Tusk przywołał wypowiedzi współpracowników Kaczyńskiego. - Tam opublikowano jakieś inne genialne tezy o tym, jak Rosja to musiała zaatakować Ukrainę, bo zgniły Zachód do tego doprowadził. To pan Wildstein wymyślił. To są te ich oficjalne dokumenty i papiery. Oni naprawdę na siłę szukają coraz częściej usprawiedliwienia dla agresji rosyjskiej przeciw Ukrainie - mówił Tusk.

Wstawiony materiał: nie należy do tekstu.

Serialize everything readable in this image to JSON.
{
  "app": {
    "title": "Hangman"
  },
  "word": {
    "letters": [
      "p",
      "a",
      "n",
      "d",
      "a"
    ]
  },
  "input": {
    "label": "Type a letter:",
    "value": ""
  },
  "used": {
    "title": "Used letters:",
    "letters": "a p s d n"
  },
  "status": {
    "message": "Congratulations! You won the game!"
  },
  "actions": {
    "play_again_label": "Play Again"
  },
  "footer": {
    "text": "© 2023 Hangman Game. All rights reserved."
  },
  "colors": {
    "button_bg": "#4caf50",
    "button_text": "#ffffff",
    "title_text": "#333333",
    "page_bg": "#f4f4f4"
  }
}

Tusk ostrzegł przed przeniesieniem "rosyjskiego modelu" władzy do Polski, nawiązując do wypowiedzi polityków opozycji. - Ten model rosyjski to jest nie tylko zagrożenie czołgami rosyjskimi czy dronami rosyjskimi, to jest także zagrożenie, które wytwarzają tacy ludzie jak Kaczyński, Bąkiewicz i cała reszta tej ferajny. Oni chcą budować model, w którym polityk staje się oligarchą. Partia staje się monopartią i wszystkie działania przeciwko własnemu państwu są nakierowane po to, aby ci, którzy rządzą, mieli koncesję na bezkarną kradzież - ostrzegał szef rządu.

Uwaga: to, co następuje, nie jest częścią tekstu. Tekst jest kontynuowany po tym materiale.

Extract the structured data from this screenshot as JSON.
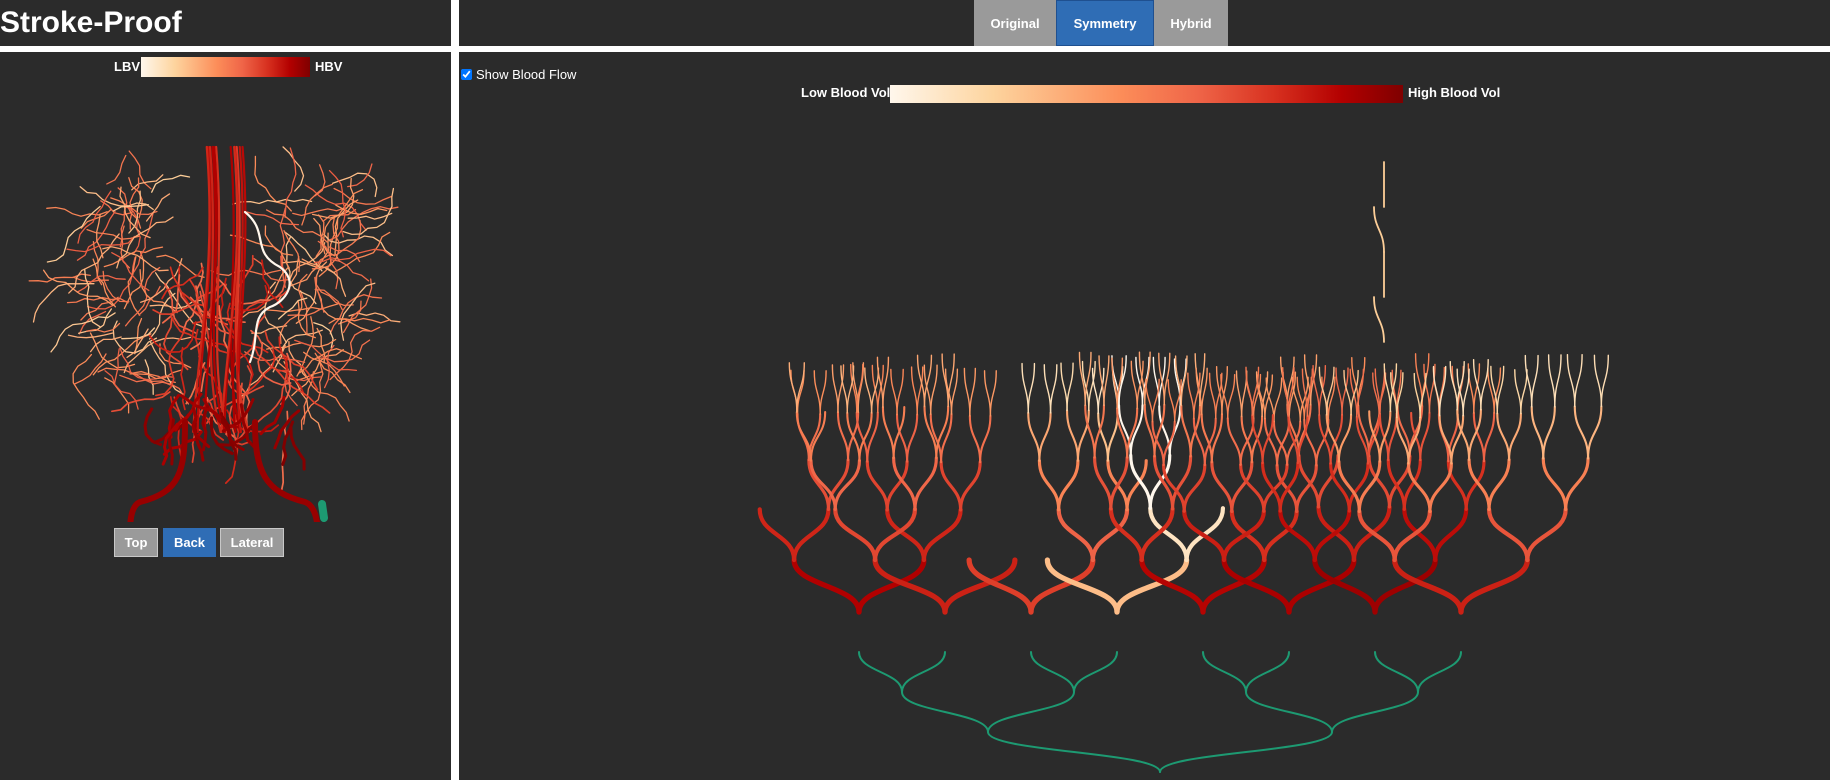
{
  "app": {
    "title": "Stroke-Proof"
  },
  "tabs": [
    {
      "label": "Original",
      "active": false
    },
    {
      "label": "Symmetry",
      "active": true
    },
    {
      "label": "Hybrid",
      "active": false
    }
  ],
  "left_panel": {
    "legend": {
      "low_label": "LBV",
      "high_label": "HBV"
    },
    "view_buttons": [
      {
        "label": "Top",
        "active": false
      },
      {
        "label": "Back",
        "active": true
      },
      {
        "label": "Lateral",
        "active": false
      }
    ]
  },
  "main_panel": {
    "show_blood_flow": {
      "label": "Show Blood Flow",
      "checked": true
    },
    "legend": {
      "low_label": "Low Blood Vol",
      "high_label": "High Blood Vol"
    }
  },
  "colors": {
    "panel_bg": "#2b2b2b",
    "active_blue": "#2f6db5",
    "inactive_gray": "#9a9a9a",
    "tree_root": "#1d9a72",
    "scale": [
      "#fff7ec",
      "#fdd49e",
      "#fc8d59",
      "#ef6548",
      "#d7301f",
      "#b30000",
      "#7f0000"
    ]
  }
}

Przeczytaj także: "Coś się staruszkowi pomyliło". Tusk wprost o "wrogu" Kaczyńskiego
Symboliczna data kongresu i polskie sukcesy
Tusk wyjaśnił wybór daty kongresu - dzień po prezentacji programu PiS – jako symboliczne tło dla kontrastu między jednością a podziałami. - Nie ma lepszej scenerii, nie ma lepszego tła do tego, o czym my dzisiaj mówimy, niż to, co wczoraj popłynęło z ust naszych przeciwników politycznych. Bo oni powiedzieli wprost to, o co im chodzi - mówił Tusk, dodając, że jedynym celem PiS jest odzyskanie władzy.

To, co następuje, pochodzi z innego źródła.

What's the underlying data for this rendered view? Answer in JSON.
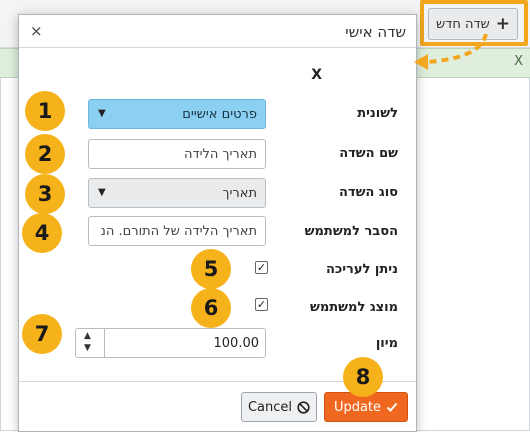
{
  "background": {
    "new_field_button": "שדה חדש",
    "alert_close": "X"
  },
  "dialog": {
    "title": "שדה אישי",
    "close": "×",
    "section_label": "X",
    "rows": {
      "tab": {
        "label": "לשונית",
        "value": "פרטים אישיים"
      },
      "field_name": {
        "label": "שם השדה",
        "value": "תאריך הלידה"
      },
      "field_type": {
        "label": "סוג השדה",
        "value": "תאריך"
      },
      "user_explanation": {
        "label": "הסבר למשתמש",
        "value": "תאריך הלידה של התורם. הנ"
      },
      "editable": {
        "label": "ניתן לעריכה",
        "checked": true
      },
      "shown_to_user": {
        "label": "מוצג למשתמש",
        "checked": true
      },
      "sort": {
        "label": "מיון",
        "value": "100.00"
      }
    },
    "buttons": {
      "cancel": "Cancel",
      "update": "Update"
    }
  },
  "callouts": [
    "1",
    "2",
    "3",
    "4",
    "5",
    "6",
    "7",
    "8"
  ],
  "colors": {
    "callout": "#f6b21a",
    "highlight": "#f2a71e",
    "update_button": "#f0671f",
    "tab_select": "#8bd0f3"
  }
}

Donald Tusk przypomniał też słynne hasło Lecha Wałęsy z 1980 roku, kontrastując ówczesny sceptycyzm z dzisiejszymi danymi gospodarczymi. - Lech Wałęsa powiedział: "zbudujemy drugą Japonię". Z ręką na sercu powiem wam, też się trochę śmiałem w 1980 roku. Japonia wydawała się szczytem nowoczesności, symbolem czegoś, co jest właściwie nieosiągalne. Czytamy dzisiaj dane Międzynarodowego Funduszu Walutowego, nie naszego biura, nie pana ministra Andrzeja Domańskiego, tylko międzynarodowej instytucji, że właśnie w tych dniach przeganiamy Japonię, jeśli chodzi o dochód narodowy per capita na głowę. Wolni Polacy umieją budować dobrobyt, wolni Polacy umieją budować silne państwo - ocenił Tusk.
Przeczytaj także: Republika pokazała przemówienie Tuska. Napisali o "przepoczwarzaniu"
Tusk o rozliczeniach PiS
Tusk tłumaczył się również z tempa, w jakim rozliczani są politycy PiS. - Rozmawiałem wczoraj z prezydentem Macronem i mówiłem, że widziałem ten obraz, kiedy były prezydent Sarkozy idzie do więzienia. Zapytałem Macrona, ile to trwało. On mówi do 10 lat w sumie, a sam proces chyba pięć lat. A ja słyszę dzisiaj bardzo dużo pretensji i sam mam czasami pretensje, że w ciągu dwóch lat nie pozamykali się tych wszystkich, którzy Polskę doprowadzali do tego stanu, z jakiego ją dzisiaj odbudowujemy - mówił Tusk.
- Jeszcze niedawno ci, którzy kradli, byli ministrami, prezesami, szefami agencji państwowych. A dzisiaj muszą uciekać i się boją. Wolę żyć w państwie, gdzie złodziej się boi, a nie sprawuje władzę - dodał Tusk.